Our Sustainability Commitment

Recognising that climate change poses a threat to the global economy, nature and society-at-large, Evia Private Tours commits to take action immediately in order to:

1. Halve our greenhouse gas emissions before 2030 

2. Achieve net zero emissions before 2050

3. Disclose our progress on a yearly basis

In doing so, we are proud to commit against SME Climate Hub efforts (recognized by the United Nations Race to Zero campaign) by signing the SME Climate Commitment and joining governments, businesses, cities, regions, and universities around the world with the same mission.

2023 SME Committed Badge

What does it mean in practice to commit to taking action immediately?

Since making the SME Climate Commitment, we have started taking immediate action for our Sustainability Commitment.

Evia Private Tours is expected to take the following key steps within six months of making the commitment (as set on the end of August 2023):

  • We will quantify our current greenhouse gas emissions, e.g. by using the Business Carbon Calculator on the SME Climate Hub or an external tool of comparable accuracy.
  • We are setting short and medium-term goals for emission reductions in line with the commitment to halve emissions by 2030 and reach net zero by 2050 at the latest.
  • We are developing a plan to achieve our emission reduction targets.
  • We are starting taking concrete action to reduce emissions from the identified key areas.
  • We will encourage businesses within our network to take action.

What are Scope 1, 2 and 3 emissions?

The Greenhouse Gas Protocol provides the leading standards on how to quantify and manage emissions & categorises emissions as follows:

Scope 1 – All direct greenhouse gas emissions.

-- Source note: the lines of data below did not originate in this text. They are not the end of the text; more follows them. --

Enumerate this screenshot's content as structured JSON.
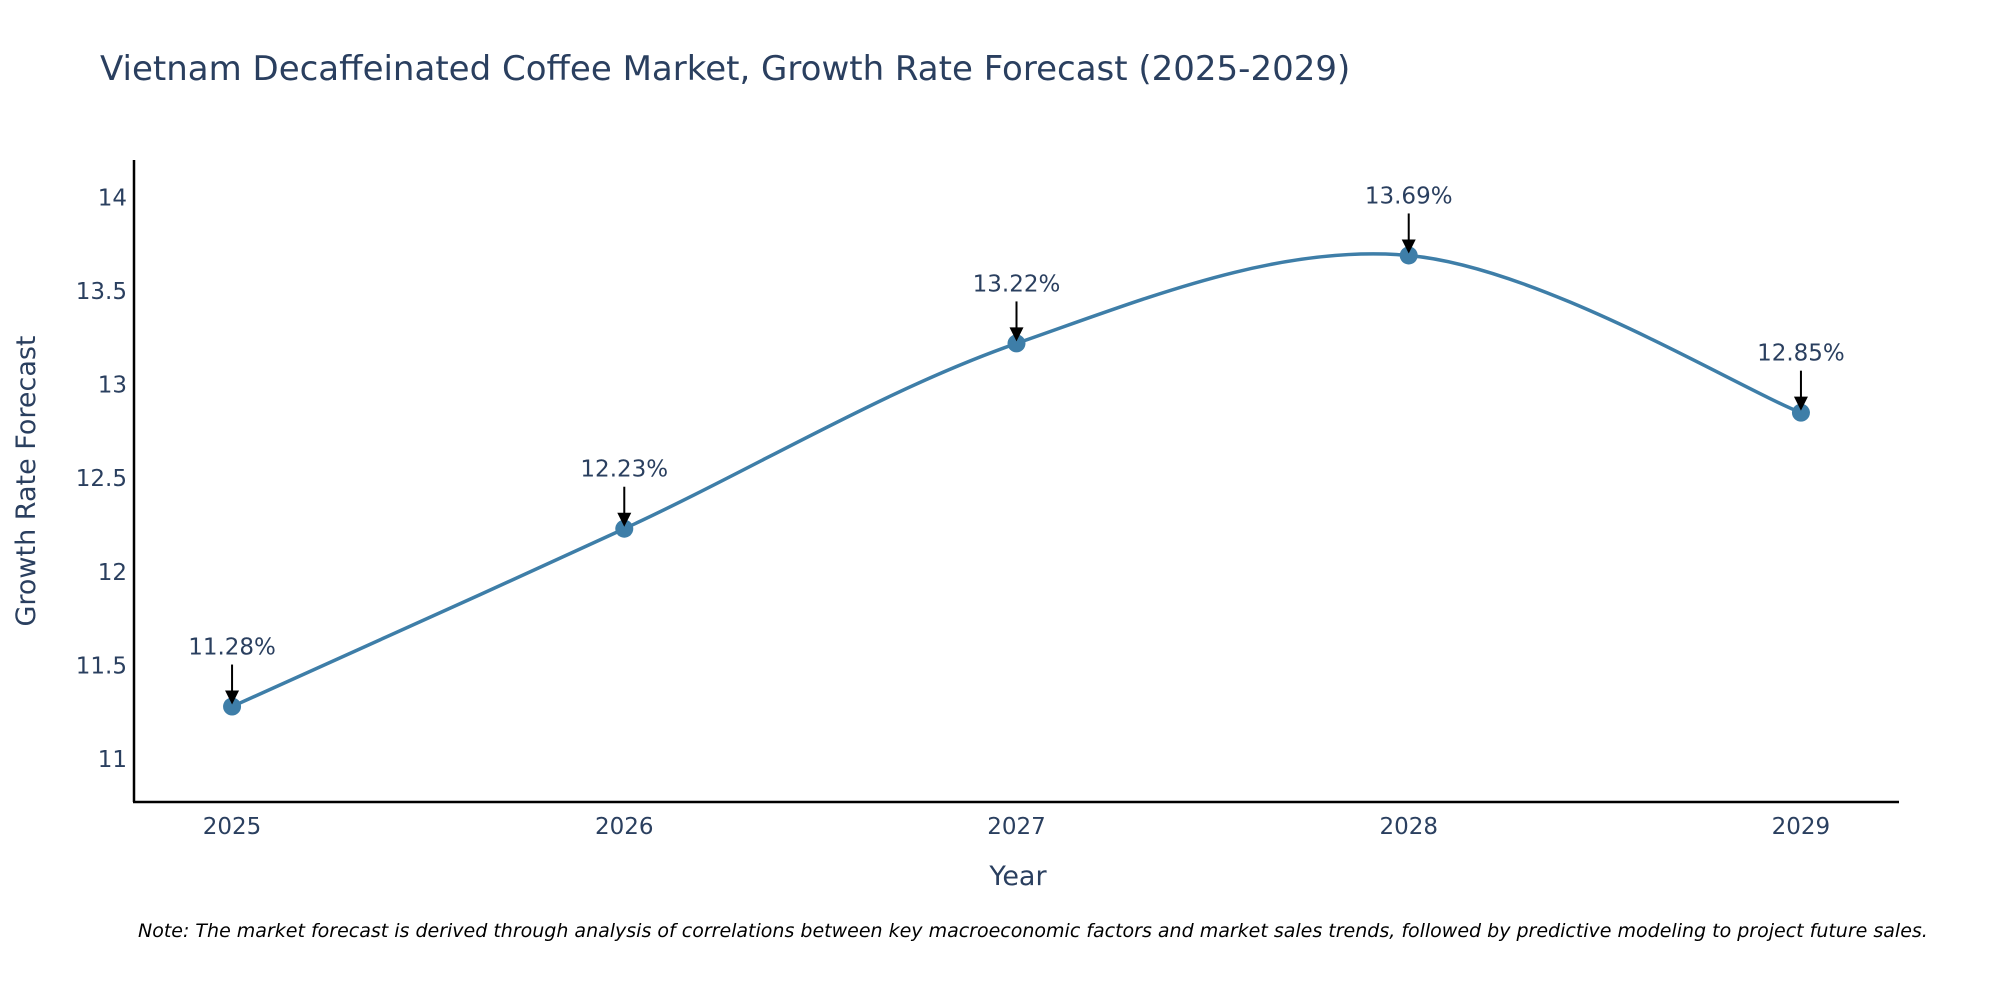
{
  "chart_data": {
    "type": "line",
    "title": "Vietnam Decaffeinated Coffee Market, Growth Rate Forecast (2025-2029)",
    "xlabel": "Year",
    "ylabel": "Growth Rate Forecast",
    "categories": [
      "2025",
      "2026",
      "2027",
      "2028",
      "2029"
    ],
    "values": [
      11.28,
      12.23,
      13.22,
      13.69,
      12.85
    ],
    "data_labels": [
      "11.28%",
      "12.23%",
      "13.22%",
      "13.69%",
      "12.85%"
    ],
    "yticks": [
      11,
      11.5,
      12,
      12.5,
      13,
      13.5,
      14
    ],
    "ytick_labels": [
      "11",
      "11.5",
      "12",
      "12.5",
      "13",
      "13.5",
      "14"
    ],
    "ylim": [
      10.77,
      14.2
    ],
    "xlim": [
      -0.25,
      4.25
    ],
    "grid": false,
    "legend": false,
    "line_shape": "spline",
    "colors": {
      "line": "#3e7ea8",
      "marker": "#3e7ea8",
      "arrow": "#000000",
      "text": "#2a3f5f",
      "axis": "#000000"
    }
  },
  "note": "Note: The market forecast is derived through analysis of correlations between key macroeconomic factors and market sales trends, followed by predictive modeling to project future sales."
}
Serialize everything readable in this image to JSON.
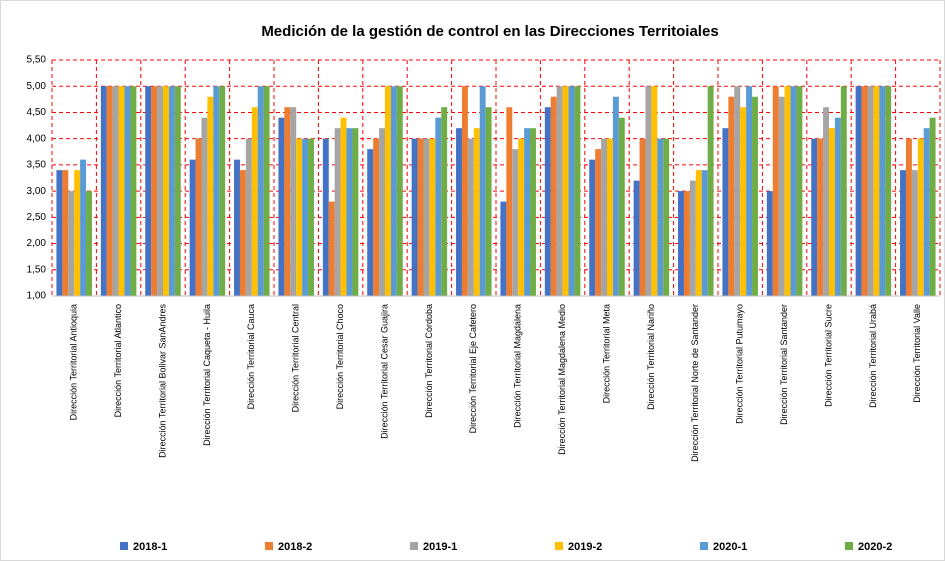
{
  "chart_data": {
    "type": "bar",
    "title": "Medición de la gestión de control en las Direcciones Territoiales",
    "categories": [
      "Dirección Territorial Antioquia",
      "Dirección Territorial Atlantico",
      "Dirección Territorial Bolivar SanAndres",
      "Dirección Territorial Caqueta - Huila",
      "Dirección Territorial Cauca",
      "Dirección Territorial Central",
      "Dirección Territorial Choco",
      "Dirección Territorial Cesar Guajira",
      "Dirección Territorial Córdoba",
      "Dirección Territorial Eje Cafetero",
      "Dirección Territorial Magdalena",
      "Dirección Territorial Magdalena Medio",
      "Dirección Territorial Meta",
      "Dirección Territorial Nariño",
      "Dirección Territorial Norte de Santander",
      "Dirección Territorial Putumayo",
      "Dirección Territorial Santander",
      "Dirección Territorial Sucre",
      "Dirección Territorial Urabá",
      "Dirección Territorial Valle"
    ],
    "series": [
      {
        "name": "2018-1",
        "color": "#4472c4",
        "values": [
          3.4,
          5.0,
          5.0,
          3.6,
          3.6,
          4.4,
          4.0,
          3.8,
          4.0,
          4.2,
          2.8,
          4.6,
          3.6,
          3.2,
          3.0,
          4.2,
          3.0,
          4.0,
          5.0,
          3.4
        ]
      },
      {
        "name": "2018-2",
        "color": "#ed7d31",
        "values": [
          3.4,
          5.0,
          5.0,
          4.0,
          3.4,
          4.6,
          2.8,
          4.0,
          4.0,
          5.0,
          4.6,
          4.8,
          3.8,
          4.0,
          3.0,
          4.8,
          5.0,
          4.0,
          5.0,
          4.0
        ]
      },
      {
        "name": "2019-1",
        "color": "#a5a5a5",
        "values": [
          3.0,
          5.0,
          5.0,
          4.4,
          4.0,
          4.6,
          4.2,
          4.2,
          4.0,
          4.0,
          3.8,
          5.0,
          4.0,
          5.0,
          3.2,
          5.0,
          4.8,
          4.6,
          5.0,
          3.4
        ]
      },
      {
        "name": "2019-2",
        "color": "#ffc000",
        "values": [
          3.4,
          5.0,
          5.0,
          4.8,
          4.6,
          4.0,
          4.4,
          5.0,
          4.0,
          4.2,
          4.0,
          5.0,
          4.0,
          5.0,
          3.4,
          4.6,
          5.0,
          4.2,
          5.0,
          4.0
        ]
      },
      {
        "name": "2020-1",
        "color": "#5b9bd5",
        "values": [
          3.6,
          5.0,
          5.0,
          5.0,
          5.0,
          4.0,
          4.2,
          5.0,
          4.4,
          5.0,
          4.2,
          5.0,
          4.8,
          4.0,
          3.4,
          5.0,
          5.0,
          4.4,
          5.0,
          4.2
        ]
      },
      {
        "name": "2020-2",
        "color": "#70ad47",
        "values": [
          3.0,
          5.0,
          5.0,
          5.0,
          5.0,
          4.0,
          4.2,
          5.0,
          4.6,
          4.6,
          4.2,
          5.0,
          4.4,
          4.0,
          5.0,
          4.8,
          5.0,
          5.0,
          5.0,
          4.4
        ]
      }
    ],
    "ylim": [
      1.0,
      5.5
    ],
    "yticks": [
      {
        "value": 1.0,
        "label": "1,00"
      },
      {
        "value": 1.5,
        "label": "1,50"
      },
      {
        "value": 2.0,
        "label": "2,00"
      },
      {
        "value": 2.5,
        "label": "2,50"
      },
      {
        "value": 3.0,
        "label": "3,00"
      },
      {
        "value": 3.5,
        "label": "3,50"
      },
      {
        "value": 4.0,
        "label": "4,00"
      },
      {
        "value": 4.5,
        "label": "4,50"
      },
      {
        "value": 5.0,
        "label": "5,00"
      },
      {
        "value": 5.5,
        "label": "5,50"
      }
    ],
    "grid": true,
    "legend": "bottom"
  }
}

This includes emissions from sources that are owned or controlled by the business such as company vehicles and company facilities.

In line with this commitment, we offset our CO2 emissions for the last 3 quarters of 2023. We have done 46K kilometres with our two vehicles which translates to 8.8 metric tones. Along with Travel Sustainable International, we work together to minimise as much as possible our footprint and we are setting goals for further actions.

Scope 2 – All indirect greenhouse gas emissions arising from electricity, heat or steam consumption.

Scope 3 – Value chain emissions related to the business’s suppliers, customers and employees. This includes emissions from purchased goods and services, transportation, the use and disposal of your sold products, business travel and employee commuting.

What does it mean to achieve net zero emissions before 2050?

To reach a state of net zero emissions, we must reduce our emissions by at least 90% and counterbalance the remaining residual emissions with durable or permanent carbon removals. The term “residual” refers to emissions that cannot technically be eliminated. Such residual emissions shall not exceed 10% of baseline emissions.

What does it mean to disclose progress on a yearly basis?

In addition to making a commitment and taking action to halve emissions before 2030 and achieve net zero emissions before 2050, we should also transparently communicate our progress on an annual basis.

SME Climate Hub Committed Businesses are also encouraged to publicly report their progress annually by including this data into their annual reports and their sustainability reports.

Do you recommend investments in carbon credits, “compensation” or “offsetting”?

If we do not protect and restore nature for it to become a carbon sink, we are unlikely to keep global warming at even 2 degrees Celsius. Therefore, corporate leaders have an additional imperative to contribute to nature-positive goals. This can be accomplished today by purchasing high quality carbon credits on the voluntary carbon markets to support nature-based solutions and by investing in carbon removals.

Carbon credits can be used to “counterbalance” emissions which cannot currently be removed. However, these credits should not be considered as “offsets” or “compensation”. Purchasing carbon credits should only be used as a complement to halving emissions before 2030 towards net zero, and should never be substituted for reducing emissions or developing and scaling climate solutions to reduce global warming.

To ensure impact, it is important to select projects carefully. By purchasing carbon credits, we always select using certified, relatively new carbon credits, which are coming from projects aligned with the Sustainable Development Goals.

At net zero, any residual emissions that cannot technically be removed, should be counterbalanced by durable carbon removals. Until this state is reached, we cannot claim to be net zero.